I see some beginners who are earnest but just so terribly naive. They cannot really be set on the right path through a mere answer of what's wrong with their basic code snippet. It's the wrong context for them to be educated. Yet at the heart of that faulty code snippet is the hidden general question, "How does recursion work?", e.g. I see that question there, disguised, and my thought is that it wouldn't be so bad if there was actually such a question on the site.
"General" often implies somewhat lazy and broad, like "How do I debug my C++ program?" -- no MCVE, just a one-liner question, and hopefully with answers that cover the basics of how to use GDB, MSVC debugger, XCode, etc.
Now we have the perfect redirection targets whenever someone asks a basic question about an error that could be spotted within 1 minute of debugging. Moreover it should be really great for both the site and the absolute beginner who posted that question to be redirected towards generality. We're giving them the "fishing rod", not "one fish" -- we're giving them the means to become self-sufficient.
Take two duplicate questions like, "Q: Why does my particle simulator crash?" and "Q: Why does creating a button in Qt segfault?" Behind the code snippets for both might be the underlying question, "Q: What happens when returning a pointer to a local object in a function?"

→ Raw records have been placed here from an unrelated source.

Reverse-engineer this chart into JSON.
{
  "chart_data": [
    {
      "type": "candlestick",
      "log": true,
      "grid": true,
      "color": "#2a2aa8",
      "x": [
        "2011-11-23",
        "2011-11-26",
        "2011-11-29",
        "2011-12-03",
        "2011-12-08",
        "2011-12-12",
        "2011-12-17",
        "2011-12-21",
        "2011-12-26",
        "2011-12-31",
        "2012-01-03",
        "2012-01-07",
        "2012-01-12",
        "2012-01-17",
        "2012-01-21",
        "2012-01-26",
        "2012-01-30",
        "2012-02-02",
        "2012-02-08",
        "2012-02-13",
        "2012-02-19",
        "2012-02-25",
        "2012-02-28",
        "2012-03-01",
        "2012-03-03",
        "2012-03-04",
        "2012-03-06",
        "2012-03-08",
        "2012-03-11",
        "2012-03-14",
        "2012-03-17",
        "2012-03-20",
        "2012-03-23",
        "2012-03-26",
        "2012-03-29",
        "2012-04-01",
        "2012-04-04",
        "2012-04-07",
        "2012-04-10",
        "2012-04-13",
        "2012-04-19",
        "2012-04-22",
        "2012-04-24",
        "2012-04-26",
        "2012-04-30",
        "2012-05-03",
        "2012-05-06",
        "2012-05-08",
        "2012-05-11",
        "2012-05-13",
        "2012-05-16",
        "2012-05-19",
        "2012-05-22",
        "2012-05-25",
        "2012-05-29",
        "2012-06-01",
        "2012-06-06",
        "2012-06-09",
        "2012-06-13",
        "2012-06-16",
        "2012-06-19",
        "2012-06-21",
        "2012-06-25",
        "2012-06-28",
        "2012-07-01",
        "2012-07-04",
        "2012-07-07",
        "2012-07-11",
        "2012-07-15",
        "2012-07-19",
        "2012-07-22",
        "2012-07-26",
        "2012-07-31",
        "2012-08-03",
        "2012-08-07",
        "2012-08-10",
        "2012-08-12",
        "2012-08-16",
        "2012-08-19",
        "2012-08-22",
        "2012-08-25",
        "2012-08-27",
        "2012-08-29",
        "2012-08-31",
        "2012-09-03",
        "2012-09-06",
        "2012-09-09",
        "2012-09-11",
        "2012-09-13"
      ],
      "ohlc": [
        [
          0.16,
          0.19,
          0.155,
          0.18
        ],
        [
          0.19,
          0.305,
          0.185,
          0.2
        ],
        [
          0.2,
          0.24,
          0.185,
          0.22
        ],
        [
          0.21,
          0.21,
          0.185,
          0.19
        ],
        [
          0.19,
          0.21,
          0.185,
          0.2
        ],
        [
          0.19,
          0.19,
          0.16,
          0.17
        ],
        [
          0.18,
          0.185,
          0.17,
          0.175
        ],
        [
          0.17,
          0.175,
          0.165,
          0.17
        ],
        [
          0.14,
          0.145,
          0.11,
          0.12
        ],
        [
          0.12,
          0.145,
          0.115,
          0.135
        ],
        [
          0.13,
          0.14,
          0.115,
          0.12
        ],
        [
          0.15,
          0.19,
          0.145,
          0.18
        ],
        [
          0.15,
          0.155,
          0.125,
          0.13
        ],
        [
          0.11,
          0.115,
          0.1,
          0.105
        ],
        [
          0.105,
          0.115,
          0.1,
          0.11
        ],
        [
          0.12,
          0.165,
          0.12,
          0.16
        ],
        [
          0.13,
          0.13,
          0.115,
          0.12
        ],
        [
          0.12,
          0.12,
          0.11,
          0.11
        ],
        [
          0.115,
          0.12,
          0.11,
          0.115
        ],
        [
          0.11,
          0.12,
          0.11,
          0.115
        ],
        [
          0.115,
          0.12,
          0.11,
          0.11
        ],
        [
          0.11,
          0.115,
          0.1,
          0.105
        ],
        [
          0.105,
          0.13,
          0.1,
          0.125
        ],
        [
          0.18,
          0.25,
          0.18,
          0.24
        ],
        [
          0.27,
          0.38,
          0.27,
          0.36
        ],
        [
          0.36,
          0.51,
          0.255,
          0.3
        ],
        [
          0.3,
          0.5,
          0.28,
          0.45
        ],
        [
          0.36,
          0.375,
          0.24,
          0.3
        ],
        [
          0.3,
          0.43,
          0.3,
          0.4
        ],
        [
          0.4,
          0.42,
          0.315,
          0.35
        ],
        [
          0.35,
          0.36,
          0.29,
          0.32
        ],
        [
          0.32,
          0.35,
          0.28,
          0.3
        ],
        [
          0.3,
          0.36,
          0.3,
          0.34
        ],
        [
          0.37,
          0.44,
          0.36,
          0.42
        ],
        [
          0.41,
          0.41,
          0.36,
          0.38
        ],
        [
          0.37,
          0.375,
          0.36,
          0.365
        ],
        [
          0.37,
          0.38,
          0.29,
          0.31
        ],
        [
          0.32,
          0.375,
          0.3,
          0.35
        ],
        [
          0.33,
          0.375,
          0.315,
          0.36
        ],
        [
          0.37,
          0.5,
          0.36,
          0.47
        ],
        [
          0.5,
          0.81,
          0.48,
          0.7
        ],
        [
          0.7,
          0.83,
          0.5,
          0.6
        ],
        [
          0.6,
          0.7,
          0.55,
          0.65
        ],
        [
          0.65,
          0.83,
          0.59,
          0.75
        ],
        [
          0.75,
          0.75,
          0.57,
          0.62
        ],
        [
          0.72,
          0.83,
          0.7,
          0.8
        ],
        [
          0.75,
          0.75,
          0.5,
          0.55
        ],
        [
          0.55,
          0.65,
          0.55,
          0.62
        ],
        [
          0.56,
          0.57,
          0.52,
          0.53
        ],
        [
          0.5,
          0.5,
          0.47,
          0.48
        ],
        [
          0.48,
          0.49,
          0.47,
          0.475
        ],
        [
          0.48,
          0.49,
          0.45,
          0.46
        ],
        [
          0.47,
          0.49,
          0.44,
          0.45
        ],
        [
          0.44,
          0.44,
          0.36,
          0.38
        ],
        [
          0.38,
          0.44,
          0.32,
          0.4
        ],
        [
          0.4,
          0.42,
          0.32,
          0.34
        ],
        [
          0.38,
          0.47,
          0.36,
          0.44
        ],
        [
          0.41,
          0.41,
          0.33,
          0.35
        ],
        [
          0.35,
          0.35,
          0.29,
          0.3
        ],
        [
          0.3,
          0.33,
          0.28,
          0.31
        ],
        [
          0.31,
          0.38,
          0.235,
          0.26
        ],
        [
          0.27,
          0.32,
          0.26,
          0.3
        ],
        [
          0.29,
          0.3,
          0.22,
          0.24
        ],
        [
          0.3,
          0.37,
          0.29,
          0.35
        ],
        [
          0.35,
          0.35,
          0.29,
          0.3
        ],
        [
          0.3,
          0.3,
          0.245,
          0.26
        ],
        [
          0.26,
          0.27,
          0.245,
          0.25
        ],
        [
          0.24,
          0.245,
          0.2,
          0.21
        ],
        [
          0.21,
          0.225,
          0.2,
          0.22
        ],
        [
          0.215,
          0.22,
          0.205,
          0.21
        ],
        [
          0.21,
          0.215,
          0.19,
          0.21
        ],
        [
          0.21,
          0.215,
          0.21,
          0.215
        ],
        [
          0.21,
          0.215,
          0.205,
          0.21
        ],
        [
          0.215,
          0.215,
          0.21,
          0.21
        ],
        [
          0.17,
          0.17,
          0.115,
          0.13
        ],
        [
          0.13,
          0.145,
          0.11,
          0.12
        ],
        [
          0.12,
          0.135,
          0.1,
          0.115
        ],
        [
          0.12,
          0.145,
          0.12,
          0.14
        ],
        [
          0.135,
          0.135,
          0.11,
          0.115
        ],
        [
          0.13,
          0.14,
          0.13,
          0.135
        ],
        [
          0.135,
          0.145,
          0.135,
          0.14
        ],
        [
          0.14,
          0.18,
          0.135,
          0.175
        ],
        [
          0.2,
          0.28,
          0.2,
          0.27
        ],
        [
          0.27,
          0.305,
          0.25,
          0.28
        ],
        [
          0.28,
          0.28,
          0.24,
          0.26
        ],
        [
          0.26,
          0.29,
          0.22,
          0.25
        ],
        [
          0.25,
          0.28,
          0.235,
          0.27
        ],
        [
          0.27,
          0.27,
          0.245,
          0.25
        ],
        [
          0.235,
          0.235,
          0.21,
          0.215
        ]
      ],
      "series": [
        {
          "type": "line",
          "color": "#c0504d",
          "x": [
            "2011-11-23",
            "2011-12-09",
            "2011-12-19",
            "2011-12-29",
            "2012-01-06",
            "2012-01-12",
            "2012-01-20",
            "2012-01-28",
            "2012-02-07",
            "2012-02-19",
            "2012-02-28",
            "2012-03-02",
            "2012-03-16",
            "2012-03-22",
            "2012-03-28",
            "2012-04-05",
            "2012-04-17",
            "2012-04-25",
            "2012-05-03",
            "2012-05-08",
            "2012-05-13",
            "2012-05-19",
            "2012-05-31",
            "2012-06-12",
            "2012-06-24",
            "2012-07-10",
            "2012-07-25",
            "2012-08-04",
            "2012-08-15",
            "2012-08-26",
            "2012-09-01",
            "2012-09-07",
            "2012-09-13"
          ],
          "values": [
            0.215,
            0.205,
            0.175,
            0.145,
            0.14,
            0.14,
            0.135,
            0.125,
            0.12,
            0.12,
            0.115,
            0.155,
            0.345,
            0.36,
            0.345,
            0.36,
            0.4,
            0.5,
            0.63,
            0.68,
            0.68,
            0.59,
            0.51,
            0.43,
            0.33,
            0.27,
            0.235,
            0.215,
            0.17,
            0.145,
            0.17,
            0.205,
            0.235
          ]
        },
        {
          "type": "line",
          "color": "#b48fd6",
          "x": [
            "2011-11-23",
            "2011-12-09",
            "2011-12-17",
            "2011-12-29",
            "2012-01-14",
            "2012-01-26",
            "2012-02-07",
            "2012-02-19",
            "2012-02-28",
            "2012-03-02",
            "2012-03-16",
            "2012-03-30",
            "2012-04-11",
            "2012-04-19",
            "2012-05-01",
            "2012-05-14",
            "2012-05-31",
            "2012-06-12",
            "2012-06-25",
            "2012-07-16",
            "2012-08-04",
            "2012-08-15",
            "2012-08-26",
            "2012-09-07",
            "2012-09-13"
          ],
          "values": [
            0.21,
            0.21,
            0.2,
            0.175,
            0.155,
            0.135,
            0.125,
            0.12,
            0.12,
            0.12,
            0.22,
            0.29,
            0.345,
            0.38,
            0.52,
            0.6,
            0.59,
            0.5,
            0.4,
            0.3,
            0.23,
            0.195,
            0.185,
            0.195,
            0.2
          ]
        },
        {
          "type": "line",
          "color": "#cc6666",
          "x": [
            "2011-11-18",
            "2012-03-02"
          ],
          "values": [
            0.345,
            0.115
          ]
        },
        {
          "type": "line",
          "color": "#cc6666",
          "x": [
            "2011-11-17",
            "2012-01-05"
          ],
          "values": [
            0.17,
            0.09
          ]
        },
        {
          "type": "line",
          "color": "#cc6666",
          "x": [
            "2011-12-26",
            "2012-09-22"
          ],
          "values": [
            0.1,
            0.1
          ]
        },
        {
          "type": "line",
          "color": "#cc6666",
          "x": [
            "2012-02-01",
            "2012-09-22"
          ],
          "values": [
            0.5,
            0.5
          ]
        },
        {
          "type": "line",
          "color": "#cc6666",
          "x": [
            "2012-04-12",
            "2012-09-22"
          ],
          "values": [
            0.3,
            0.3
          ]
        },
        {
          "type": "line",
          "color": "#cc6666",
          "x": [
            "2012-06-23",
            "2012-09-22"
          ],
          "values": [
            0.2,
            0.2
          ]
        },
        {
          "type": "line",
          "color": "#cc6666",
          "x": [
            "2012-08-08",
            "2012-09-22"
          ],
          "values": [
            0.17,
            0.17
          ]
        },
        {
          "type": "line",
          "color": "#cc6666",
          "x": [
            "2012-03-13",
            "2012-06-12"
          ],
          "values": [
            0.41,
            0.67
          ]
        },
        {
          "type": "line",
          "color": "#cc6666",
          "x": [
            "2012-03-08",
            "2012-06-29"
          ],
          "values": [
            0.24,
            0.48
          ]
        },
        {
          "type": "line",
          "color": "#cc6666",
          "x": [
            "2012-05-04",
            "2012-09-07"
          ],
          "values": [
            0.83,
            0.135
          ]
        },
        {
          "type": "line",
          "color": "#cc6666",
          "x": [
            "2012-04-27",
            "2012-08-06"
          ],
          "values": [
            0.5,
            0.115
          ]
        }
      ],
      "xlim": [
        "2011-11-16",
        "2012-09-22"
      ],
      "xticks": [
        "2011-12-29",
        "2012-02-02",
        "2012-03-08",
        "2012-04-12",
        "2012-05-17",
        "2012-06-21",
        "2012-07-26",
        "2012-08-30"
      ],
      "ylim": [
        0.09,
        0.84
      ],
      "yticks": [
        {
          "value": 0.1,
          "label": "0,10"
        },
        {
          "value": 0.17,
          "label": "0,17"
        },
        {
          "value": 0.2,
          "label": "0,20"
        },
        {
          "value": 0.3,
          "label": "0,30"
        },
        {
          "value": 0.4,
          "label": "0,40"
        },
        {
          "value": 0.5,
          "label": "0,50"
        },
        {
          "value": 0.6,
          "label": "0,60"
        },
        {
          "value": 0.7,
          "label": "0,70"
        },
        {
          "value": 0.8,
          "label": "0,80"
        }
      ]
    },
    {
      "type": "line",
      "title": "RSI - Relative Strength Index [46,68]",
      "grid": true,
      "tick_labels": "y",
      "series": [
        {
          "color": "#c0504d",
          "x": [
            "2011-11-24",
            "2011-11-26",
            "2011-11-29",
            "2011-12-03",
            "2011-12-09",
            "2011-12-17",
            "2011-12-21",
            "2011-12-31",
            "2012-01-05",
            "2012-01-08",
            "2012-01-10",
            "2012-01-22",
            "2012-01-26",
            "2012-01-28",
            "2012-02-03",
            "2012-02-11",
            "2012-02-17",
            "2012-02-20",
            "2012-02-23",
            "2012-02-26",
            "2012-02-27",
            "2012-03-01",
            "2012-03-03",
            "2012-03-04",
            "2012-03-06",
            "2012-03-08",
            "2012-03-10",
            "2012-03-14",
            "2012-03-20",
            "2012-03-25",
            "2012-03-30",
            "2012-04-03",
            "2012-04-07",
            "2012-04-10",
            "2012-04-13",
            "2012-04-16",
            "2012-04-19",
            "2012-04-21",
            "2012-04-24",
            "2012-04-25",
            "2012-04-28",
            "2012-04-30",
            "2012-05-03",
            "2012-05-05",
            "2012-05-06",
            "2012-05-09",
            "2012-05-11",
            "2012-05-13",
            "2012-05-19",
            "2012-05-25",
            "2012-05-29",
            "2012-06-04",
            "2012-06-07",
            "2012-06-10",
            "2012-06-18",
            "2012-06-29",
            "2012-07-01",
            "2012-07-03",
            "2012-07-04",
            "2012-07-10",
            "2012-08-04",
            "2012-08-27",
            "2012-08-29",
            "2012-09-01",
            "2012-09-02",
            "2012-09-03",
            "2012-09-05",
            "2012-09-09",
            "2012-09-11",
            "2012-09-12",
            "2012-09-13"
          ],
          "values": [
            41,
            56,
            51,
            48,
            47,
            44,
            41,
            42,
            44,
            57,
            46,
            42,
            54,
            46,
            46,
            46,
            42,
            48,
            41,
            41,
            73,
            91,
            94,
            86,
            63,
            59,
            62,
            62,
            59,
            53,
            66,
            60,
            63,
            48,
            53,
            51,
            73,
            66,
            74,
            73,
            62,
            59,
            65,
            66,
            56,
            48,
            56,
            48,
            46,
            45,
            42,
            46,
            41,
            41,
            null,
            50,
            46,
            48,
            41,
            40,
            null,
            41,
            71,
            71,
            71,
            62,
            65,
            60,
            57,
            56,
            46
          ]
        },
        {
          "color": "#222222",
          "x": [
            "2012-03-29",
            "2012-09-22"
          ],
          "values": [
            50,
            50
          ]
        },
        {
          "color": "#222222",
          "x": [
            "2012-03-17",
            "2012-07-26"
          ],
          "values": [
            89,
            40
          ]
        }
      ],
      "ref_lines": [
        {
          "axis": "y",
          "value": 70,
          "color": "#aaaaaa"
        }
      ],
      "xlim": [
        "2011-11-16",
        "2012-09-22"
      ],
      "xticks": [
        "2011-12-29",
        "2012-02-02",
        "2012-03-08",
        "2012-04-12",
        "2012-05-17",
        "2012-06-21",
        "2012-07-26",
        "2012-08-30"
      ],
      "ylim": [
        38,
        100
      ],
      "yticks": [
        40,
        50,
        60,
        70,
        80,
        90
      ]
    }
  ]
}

The problem with general questions is that they are often discouraged by the site. A question asking how to debug a C++ program or how recursion works would often get mercilessly shut down as too broad. But the questions are effectively there already, at least with the way I'm looking at it, just hidden within thousands and thousands of faulty code snippets. If they're explicitly there rather than disguised within a myriad of faulty code snippets, might that have a chance to help the situation?